Медиков улыбнулся и неожиданно спросил:

— Хотите есть?

— Да, — сказал я. — И даже очень.

— Так я и думал. Стоит человеку очутиться на свободе — и у него появляется волчий аппетит. Поедим в аптеке.

— В аптеке?

— Да, в drugstore. Это одна из особенностей Штатов. В аптеке покупают аспирин и закусывают.

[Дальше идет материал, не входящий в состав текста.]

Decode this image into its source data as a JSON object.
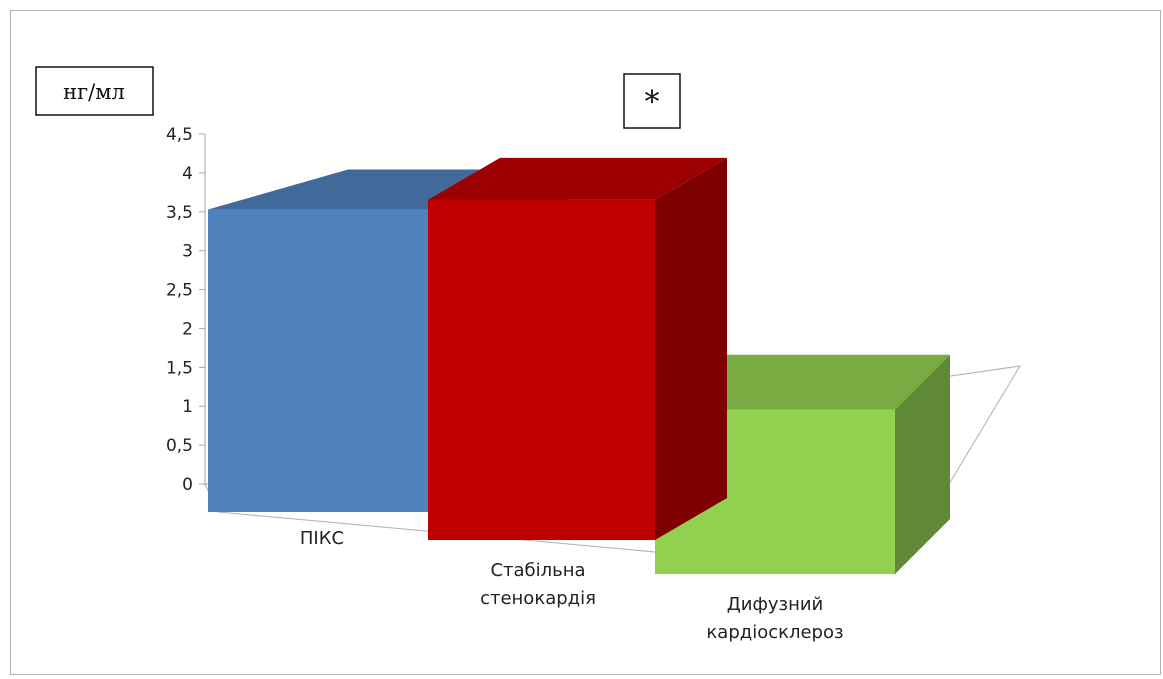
{
  "chart_data": {
    "type": "bar",
    "style": "3d-column",
    "categories": [
      [
        "ПІКС"
      ],
      [
        "Стабільна",
        "стенокардія"
      ],
      [
        "Дифузний",
        "кардіосклероз"
      ]
    ],
    "values": [
      3.7,
      3.9,
      1.75
    ],
    "colors": [
      "#4f81bd",
      "#c00000",
      "#92d050"
    ],
    "ylim": [
      0,
      4.5
    ],
    "yticks": [
      "0",
      "0,5",
      "1",
      "1,5",
      "2",
      "2,5",
      "3",
      "3,5",
      "4",
      "4,5"
    ],
    "unit_label": "нг/мл",
    "significance_marker": "*",
    "grid": false,
    "legend": "none"
  }
}
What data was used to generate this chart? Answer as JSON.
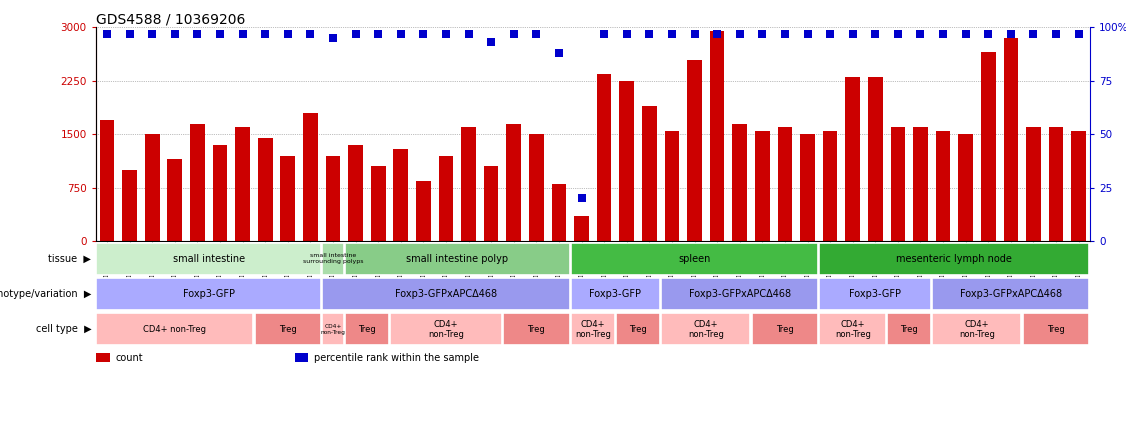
{
  "title": "GDS4588 / 10369206",
  "sample_ids": [
    "GSM1011468",
    "GSM1011469",
    "GSM1011477",
    "GSM1011478",
    "GSM1011482",
    "GSM1011497",
    "GSM1011498",
    "GSM1011466",
    "GSM1011467",
    "GSM1011499",
    "GSM1011489",
    "GSM1011504",
    "GSM1011476",
    "GSM1011490",
    "GSM1011505",
    "GSM1011475",
    "GSM1011487",
    "GSM1011506",
    "GSM1011474",
    "GSM1011488",
    "GSM1011507",
    "GSM1011479",
    "GSM1011494",
    "GSM1011495",
    "GSM1011480",
    "GSM1011496",
    "GSM1011473",
    "GSM1011484",
    "GSM1011502",
    "GSM1011472",
    "GSM1011483",
    "GSM1011503",
    "GSM1011465",
    "GSM1011491",
    "GSM1011492",
    "GSM1011464",
    "GSM1011481",
    "GSM1011493",
    "GSM1011471",
    "GSM1011486",
    "GSM1011500",
    "GSM1011470",
    "GSM1011485",
    "GSM1011501"
  ],
  "bar_values": [
    1700,
    1000,
    1500,
    1150,
    1650,
    1350,
    1600,
    1450,
    1200,
    1800,
    1200,
    1350,
    1050,
    1300,
    850,
    1200,
    1600,
    1050,
    1650,
    1500,
    800,
    350,
    2350,
    2250,
    1900,
    1550,
    2550,
    2950,
    1650,
    1550,
    1600,
    1500,
    1550,
    2300,
    2300,
    1600,
    1600,
    1550,
    1500,
    2650,
    2850,
    1600,
    1600,
    1550
  ],
  "blue_values": [
    97,
    97,
    97,
    97,
    97,
    97,
    97,
    97,
    97,
    97,
    95,
    97,
    97,
    97,
    97,
    97,
    97,
    93,
    97,
    97,
    88,
    20,
    97,
    97,
    97,
    97,
    97,
    97,
    97,
    97,
    97,
    97,
    97,
    97,
    97,
    97,
    97,
    97,
    97,
    97,
    97,
    97,
    97,
    97
  ],
  "ylim_left": [
    0,
    3000
  ],
  "ylim_right": [
    0,
    100
  ],
  "yticks_left": [
    0,
    750,
    1500,
    2250,
    3000
  ],
  "yticks_right": [
    0,
    25,
    50,
    75,
    100
  ],
  "bar_color": "#cc0000",
  "dot_color": "#0000cc",
  "dot_size": 30,
  "title_fontsize": 10,
  "tick_label_fontsize": 5.2,
  "tissue_groups": [
    {
      "label": "small intestine",
      "start": 0,
      "end": 10,
      "color": "#cceecc",
      "fontsize": 7
    },
    {
      "label": "small intestine\nsurrounding polyps",
      "start": 10,
      "end": 11,
      "color": "#aaddaa",
      "fontsize": 4.5
    },
    {
      "label": "small intestine polyp",
      "start": 11,
      "end": 21,
      "color": "#88cc88",
      "fontsize": 7
    },
    {
      "label": "spleen",
      "start": 21,
      "end": 32,
      "color": "#44bb44",
      "fontsize": 7
    },
    {
      "label": "mesenteric lymph node",
      "start": 32,
      "end": 44,
      "color": "#33aa33",
      "fontsize": 7
    }
  ],
  "genotype_groups": [
    {
      "label": "Foxp3-GFP",
      "start": 0,
      "end": 10,
      "color": "#aaaaff",
      "fontsize": 7
    },
    {
      "label": "Foxp3-GFPxAPCΔ468",
      "start": 10,
      "end": 21,
      "color": "#9999ee",
      "fontsize": 7
    },
    {
      "label": "Foxp3-GFP",
      "start": 21,
      "end": 25,
      "color": "#aaaaff",
      "fontsize": 7
    },
    {
      "label": "Foxp3-GFPxAPCΔ468",
      "start": 25,
      "end": 32,
      "color": "#9999ee",
      "fontsize": 7
    },
    {
      "label": "Foxp3-GFP",
      "start": 32,
      "end": 37,
      "color": "#aaaaff",
      "fontsize": 7
    },
    {
      "label": "Foxp3-GFPxAPCΔ468",
      "start": 37,
      "end": 44,
      "color": "#9999ee",
      "fontsize": 7
    }
  ],
  "celltype_groups": [
    {
      "label": "CD4+ non-Treg",
      "start": 0,
      "end": 7,
      "color": "#ffbbbb",
      "fontsize": 6
    },
    {
      "label": "Treg",
      "start": 7,
      "end": 10,
      "color": "#ee8888",
      "fontsize": 6
    },
    {
      "label": "CD4+\nnon-Treg",
      "start": 10,
      "end": 11,
      "color": "#ffbbbb",
      "fontsize": 4.2
    },
    {
      "label": "Treg",
      "start": 11,
      "end": 13,
      "color": "#ee8888",
      "fontsize": 6
    },
    {
      "label": "CD4+\nnon-Treg",
      "start": 13,
      "end": 18,
      "color": "#ffbbbb",
      "fontsize": 6
    },
    {
      "label": "Treg",
      "start": 18,
      "end": 21,
      "color": "#ee8888",
      "fontsize": 6
    },
    {
      "label": "CD4+\nnon-Treg",
      "start": 21,
      "end": 23,
      "color": "#ffbbbb",
      "fontsize": 6
    },
    {
      "label": "Treg",
      "start": 23,
      "end": 25,
      "color": "#ee8888",
      "fontsize": 6
    },
    {
      "label": "CD4+\nnon-Treg",
      "start": 25,
      "end": 29,
      "color": "#ffbbbb",
      "fontsize": 6
    },
    {
      "label": "Treg",
      "start": 29,
      "end": 32,
      "color": "#ee8888",
      "fontsize": 6
    },
    {
      "label": "CD4+\nnon-Treg",
      "start": 32,
      "end": 35,
      "color": "#ffbbbb",
      "fontsize": 6
    },
    {
      "label": "Treg",
      "start": 35,
      "end": 37,
      "color": "#ee8888",
      "fontsize": 6
    },
    {
      "label": "CD4+\nnon-Treg",
      "start": 37,
      "end": 41,
      "color": "#ffbbbb",
      "fontsize": 6
    },
    {
      "label": "Treg",
      "start": 41,
      "end": 44,
      "color": "#ee8888",
      "fontsize": 6
    }
  ],
  "row_labels": [
    "tissue",
    "genotype/variation",
    "cell type"
  ],
  "row_label_fontsize": 7,
  "legend_items": [
    {
      "color": "#cc0000",
      "label": "count"
    },
    {
      "color": "#0000cc",
      "label": "percentile rank within the sample"
    }
  ]
}
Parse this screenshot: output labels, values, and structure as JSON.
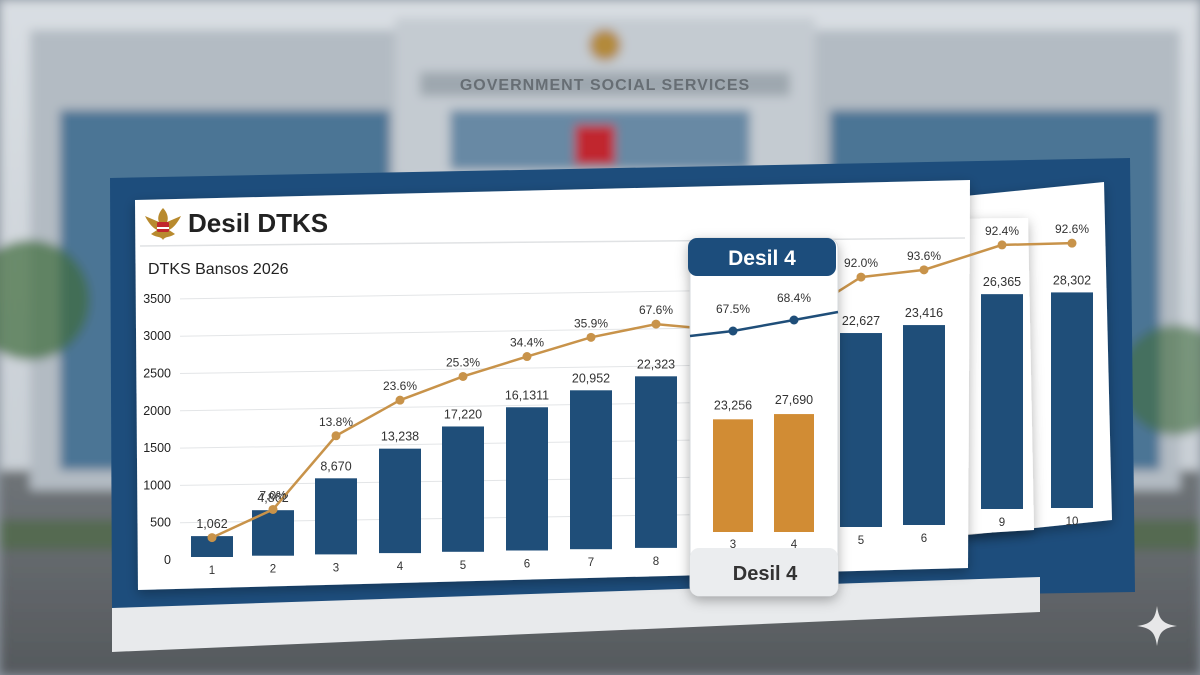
{
  "scene": {
    "building_sign": "GOVERNMENT SOCIAL SERVICES"
  },
  "card": {
    "title": "Desil DTKS",
    "emblem": "garuda-emblem-icon"
  },
  "callout": {
    "top_label": "Desil 4",
    "bottom_label": "Desil 4"
  },
  "colors": {
    "bar": "#1f4e79",
    "bar_highlight": "#d18c34",
    "line_main": "#c8934a",
    "line_highlight": "#1f4e79"
  },
  "chart_data": {
    "type": "bar",
    "title": "DTKS Bansos 2026",
    "xlabel": "",
    "ylabel": "",
    "ylim": [
      0,
      3500
    ],
    "yticks": [
      0,
      500,
      1000,
      1500,
      2000,
      2500,
      3000,
      3500
    ],
    "grid": true,
    "main_panel": {
      "categories": [
        "1",
        "2",
        "3",
        "4",
        "5",
        "6",
        "7",
        "8"
      ],
      "bar_values": [
        280,
        610,
        1020,
        1400,
        1680,
        1920,
        2130,
        2300
      ],
      "bar_labels": [
        "1,062",
        "4,862",
        "8,670",
        "13,238",
        "17,220",
        "16,1311",
        "20,952",
        "22,323"
      ],
      "line_values": [
        260,
        620,
        1590,
        2050,
        2350,
        2600,
        2840,
        3000
      ],
      "line_labels": [
        "",
        "7.0%",
        "13.8%",
        "23.6%",
        "25.3%",
        "34.4%",
        "35.9%",
        "67.6%"
      ]
    },
    "highlight_panel": {
      "categories": [
        "3",
        "4"
      ],
      "bar_values": [
        2360,
        2470
      ],
      "bar_labels": [
        "23,256",
        "27,690"
      ],
      "line_values": [
        3050,
        3200
      ],
      "line_labels": [
        "67.5%",
        "68.4%"
      ]
    },
    "back_panel": {
      "categories": [
        "5",
        "6"
      ],
      "bar_values": [
        2600,
        2680
      ],
      "bar_labels": [
        "22,627",
        "23,416"
      ],
      "line_values": [
        3350,
        3420
      ],
      "line_labels": [
        "92.0%",
        "93.6%"
      ]
    },
    "far_panel": {
      "categories": [
        "9",
        "10"
      ],
      "bar_values": [
        2880,
        2890
      ],
      "bar_labels": [
        "26,365",
        "28,302"
      ],
      "line_values": [
        3540,
        3550
      ],
      "line_labels": [
        "92.4%",
        "92.6%"
      ]
    }
  }
}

— Чем вы занимались целый день в музее, чтобы не сойти с ума? спросил Медиков.

Я окинул взглядом аптеку: у длинной стойки люди торопливо жевали, глядя на рекламные плакаты и бутыли с лекарствами.

— А что мы тут будем есть? — спросил я в свою очередь.

— Котлеты. Это блюдо да еще венские сосиски — основная пища американцев. Бифштексы не по карману простому люду.

— Чем я занимался в музее? Ждал вечера. И, конечно, по возможности избегал думать об опасности, которая мне угрожала. Иначе я бы очень скоро свихнулся. Впрочем, у меня был опыт — уже несколько лет, как я скрывался. Один год даже в самой Германии. Вот я и не позволял себе думать, что допустил хоть какую-нибудь оплошность. Раскаяние разъедает душу сильнее, чем соляная кислота. Это занятие для спокойных эпох. Ну, а потом я без конца занимался французским, сам себе давал уроки французского. Позже я стал ночами бродить по залам музея, рассматривать картины, запоминать их. Скоро я уже знал все полотна. И сидя днем в кромешной тьме, мысленно восстанавливал их в памяти. Я представлял их себе, следуя определенной системе, по порядку, иной раз на одну какую-нибудь картину тратил много дней. Порою на меня нападало отчаяние, но потом я начинал все сызнова. Если бы я просто любовался картинами, то, наверное, пропал бы. Но я придумал себе своего рода упражнение для памяти и благодаря этому все время совершенствовался. Теперь я уже не бился головой об стенку, я как бы поднимался вверх, ступенька за ступенькой. Понимаете?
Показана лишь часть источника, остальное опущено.